Our surgical findings demonstrated that the tumor thrombus and IVC were firmly adhered. Psutka et al. reported that the presence of a right-sided tumor, an IVC diameter at the renal vein ostium of ≥ 24.0 mm, and radiographic identification of complete occlusion of the IVC at the renal vein ostium are related to tumor invasion of the IVC wall [8]. In the present case, the presence of a right-side tumor criterion was met, so we predicted that the possibility of IVC invasion was low.

However, the tumor thrombus had to be removed with the IVC from the hepatic vein to the bifurcation of the IVC due to the firm adhesion. The tip of the thrombus could not be removed because it was firmly adhered to the IVC near the right atrium. Adhesion of the tumor and the IVC wall was assumed to be due to inflammation, because tumor cells were not observed in the wall of the IVC on pathological findings. Labbate et al. also reported dense adhesion of the tumor and surrounding tissue after neoadjuvant immunotherapy for RCC vena cava tumor thrombus [9]. In RCC patients treated with neoadjuvant immunotherapy, we suggest a careful surgical plan that includes the removal of surrounding organs due to adhesions.
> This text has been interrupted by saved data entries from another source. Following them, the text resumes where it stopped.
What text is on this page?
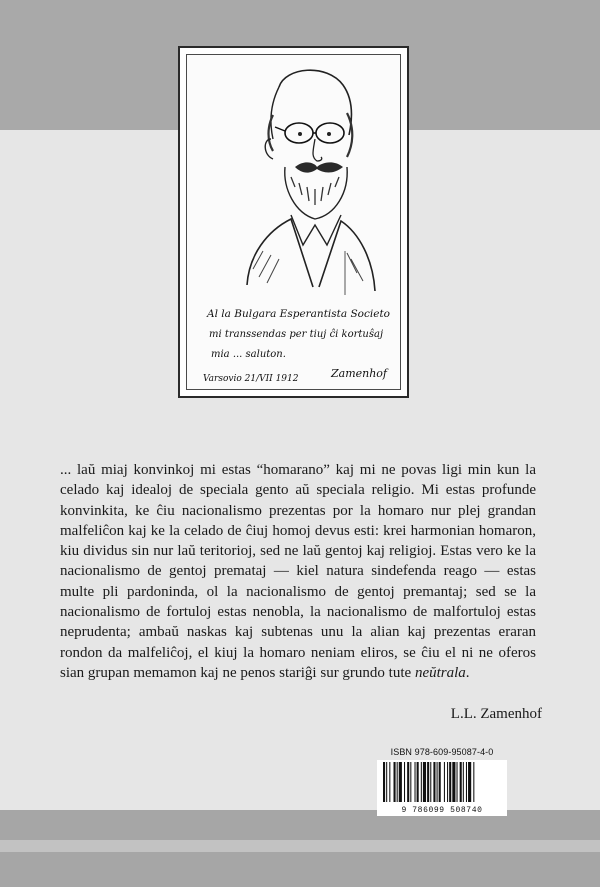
Al la Bulgara Esperantista Societo
mi transsendas per tiuj ĉi kortuŝaj
mia ... saluton.
Varsovio 21/VII 1912	Zamenhof

... laŭ miaj konvinkoj mi estas “homarano” kaj mi ne povas ligi min kun la celado kaj idealoj de speciala gento aŭ speciala religio. Mi estas profunde konvinkita, ke ĉiu nacionalismo prezentas por la homaro nur plej grandan malfeliĉon kaj ke la celado de ĉiuj homoj devus esti: krei harmonian homaron, kiu dividus sin nur laŭ teritorioj, sed ne laŭ gentoj kaj religioj. Estas vero ke la nacionalismo de gentoj premataj — kiel natura sindefenda reago — estas multe pli pardoninda, ol la nacionalismo de gentoj premantaj; sed se la nacionalismo de fortuloj estas nenobla, la nacionalismo de malfortuloj estas neprudenta; ambaŭ naskas kaj subtenas unu la alian kaj prezentas eraran rondon da malfeliĉoj, el kiuj la homaro neniam eliros, se ĉiu el ni ne oferos sian grupan memamon kaj ne penos stariĝi sur grundo tute neŭtrala.

L.L. Zamenhof
ISBN 978-609-95087-4-0
9 786099 508740
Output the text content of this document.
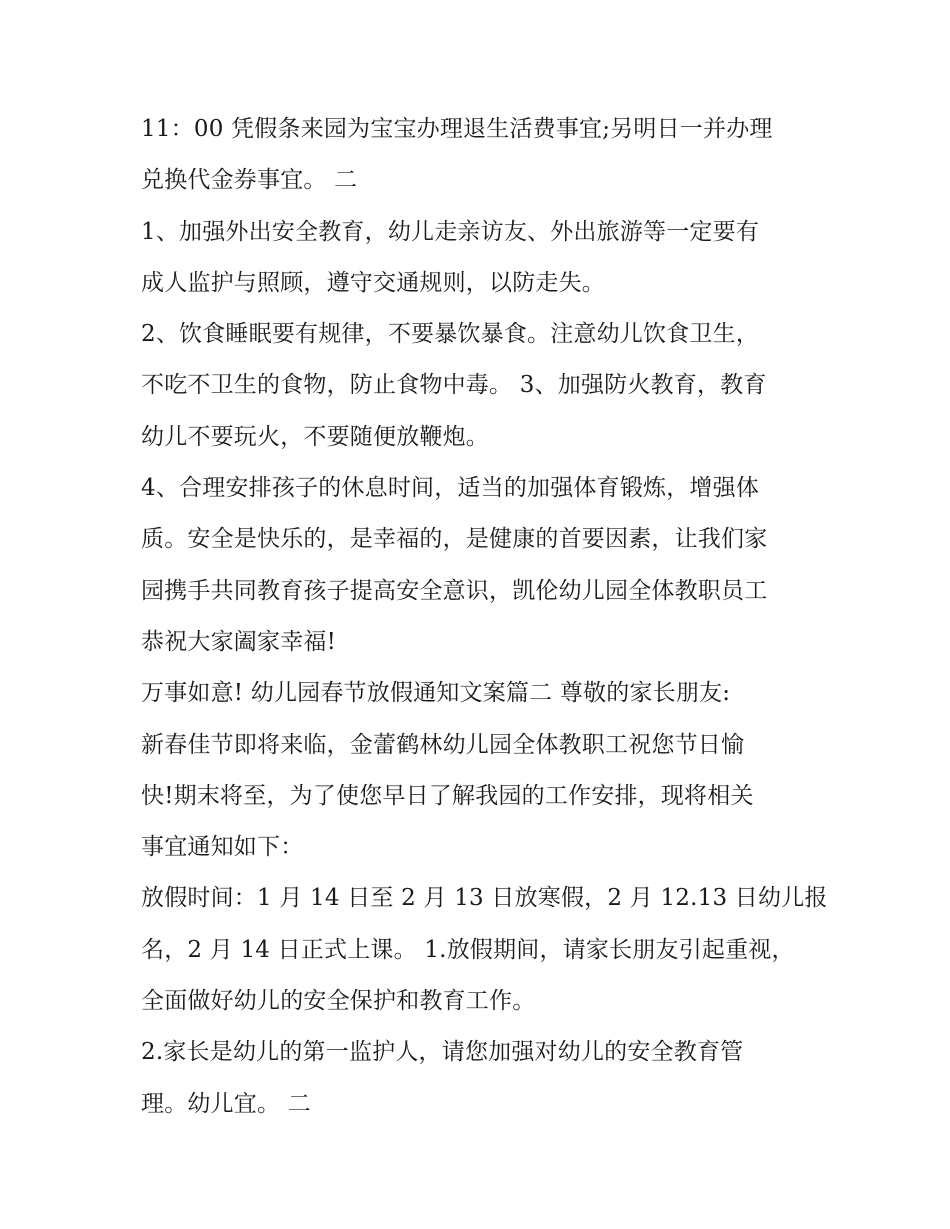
11：00 凭假条来园为宝宝办理退生活费事宜;另明日一并办理
兑换代金券事宜。 二
1、加强外出安全教育，幼儿走亲访友、外出旅游等一定要有
成人监护与照顾，遵守交通规则，以防走失。
2、饮食睡眠要有规律，不要暴饮暴食。注意幼儿饮食卫生，
不吃不卫生的食物，防止食物中毒。 3、加强防火教育，教育
幼儿不要玩火，不要随便放鞭炮。
4、合理安排孩子的休息时间，适当的加强体育锻炼，增强体
质。安全是快乐的，是幸福的，是健康的首要因素，让我们家
园携手共同教育孩子提高安全意识，凯伦幼儿园全体教职员工
恭祝大家阖家幸福!
万事如意! 幼儿园春节放假通知文案篇二 尊敬的家长朋友:
新春佳节即将来临，金蕾鹤林幼儿园全体教职工祝您节日愉
快!期末将至，为了使您早日了解我园的工作安排，现将相关
事宜通知如下：
放假时间：1 月 14 日至 2 月 13 日放寒假，2 月 12.13 日幼儿报
名，2 月 14 日正式上课。 1.放假期间，请家长朋友引起重视，
全面做好幼儿的安全保护和教育工作。
2.家长是幼儿的第一监护人，请您加强对幼儿的安全教育管
理。幼儿宜。 二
On pathological findings, the tissue of the tumor thrombus was necrotic and replaced by a hemosiderin-phagocytic macrophage population. Shinagawa et al. also reported no viable cells in the tumor thrombus but some viable cells in the primary tumor after TKI and anti–PD-1 drug therapy [10]. This pathological analysis suggested that neoadjuvant therapy is more effective for tumor thrombi. Anti–PD-1 antibodies are bound to T cells for 20 weeks or longer after ICI administration [11]. By administering TKIs immediately after the second course of ICIs, the present case received immuno-targeted therapy by ICIs and TKI prior to surgery. Immuno-targeted therapy is currently reported to be useful for mRCC patients. However, its use has not been reported in the neoadjuvant setting.

The present case is valuable in that it suggests the utility of sequential immune-targeted therapy before surgery. We recommend that clinical trials of immune-targeted therapy in the neoadjuvant setting for RCC patients are conducted.